Fast convolutional neural networks on FPGAs with hls4ml (2101.05108v2)

Published 13 Jan 2021 in cs.LG, cs.CV, hep-ex, physics.ins-det, and stat.ML

Abstract: We introduce an automated tool for deploying ultra low-latency, low-power deep neural networks with convolutional layers on FPGAs. By extending the hls4ml library, we demonstrate an inference latency of $5\,\mu$s using convolutional architectures, targeting microsecond latency applications like those at the CERN Large Hadron Collider. Considering benchmark models trained on the Street View House Numbers Dataset, we demonstrate various methods for model compression in order to fit the computational constraints of a typical FPGA device used in trigger and data acquisition systems of particle detectors. In particular, we discuss pruning and quantization-aware training, and demonstrate how resource utilization can be significantly reduced with little to no loss in model accuracy. We show that the FPGA critical resource consumption can be reduced by 97% with zero loss in model accuracy, and by 99% when tolerating a 6% accuracy degradation.

Citations (88)

View on Semantic Scholar

Summary

The paper introduces a stream-based approach for convolutional layers that reduces latency to as low as 5 microseconds.
It achieves up to 97-99% FPGA resource savings while maintaining accuracy through pruning and quantization-aware training.
The method offers actionable insights for deploying efficient, low-latency deep learning inference on edge devices in high-energy physics and beyond.

Fast Convolutional Neural Networks on FPGAs with hls4ml

The paper presents an advancement in deploying convolutional neural networks (CNNs) on Field Programmable Gate Arrays (FPGAs) using an extension of the hls4ml library. The primary focus is achieving ultra-low-latency, low-power performance suitable for applications such as those at the CERN Large Hadron Collider (LHC), where timely data processing is crucial due to high event rates.
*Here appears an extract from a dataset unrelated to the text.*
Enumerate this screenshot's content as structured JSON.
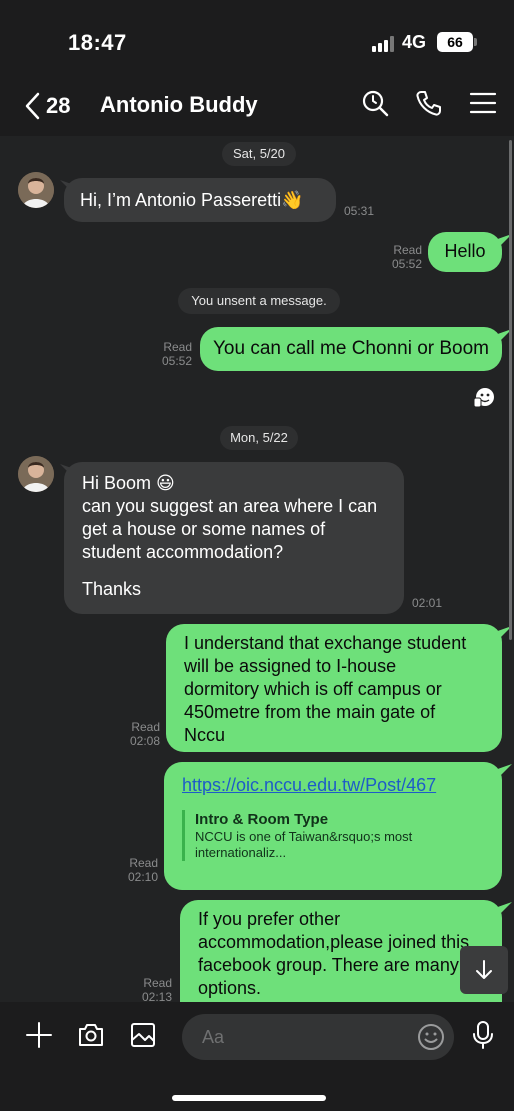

The hls4ml library translates neural network models into FPGA firmware, emphasizing deployment that meets microsecond latency requirements.

Implementation of Convolutional Layers

The implementation leverages a stream-based approach to convolutional and pooling layers. This diverges from traditional deep learning hardware implementations that might use general matrix multiplication-like strategies requiring significant additional memory. Instead, this methodology facilitates adaptability to the constraints of fully-on-chip designs, minimizing the influence of data transmission latency typical in FPGA platforms. By manipulating streams and buffering data optimally, it allows efficient on-chip processing of convolutional kernels. This method efficiently manages resources, even compressing the necessary instruction sets for convolution operations through pre-computed masks.

Results and Performance

The paper demonstrates the practical application of these methods using the Street View House Numbers dataset, achieving a latency as low as 5 microseconds. The paper shows significant resource reductions with these techniques: up to 97% FPGA resource saving with no accuracy reduction and 99% when accommodating a 6% accuracy degradation. This is achieved through pruning, quantization-aware training (QAT), and other model compression techniques.

Resources and Efficiency

Various models were examined to determine the balance between resource consumption, latency, and accuracy. Quantization-aware training emerges as particularly effective, maintaining accuracy down to very low precisions (3-4 bits), substantially lowering DSP usage without sacrificing performance. The resource optimization facilitated by the approach is notable, considering the inherent limitations of FPGA resources like DSPs, LUTs, and BRAM.

Implications and Future Directions

The extension of hls4ml to handle CNNs on FPGAs offers significant implications for real-time deep learning inference in high-energy physics but also promises utility in broader edge-computing applications requiring efficiency and low latency, such as in autonomous systems or real-time monitoring equipment. The work suggests that future advances could include further resource optimization, compatibility with more complex architectures, and broader quantization strategies potentially enhancing the deployment of more sophisticated deep learning models on constrained hardware.

In conclusion, the paper provides a comprehensive examination of streamlining CNN deployment on FPGAs, offering a refined toolset through hls4ml that emphasizes resource efficiency and low latency, marking an important step for both specialized and general applications of AI on edge devices.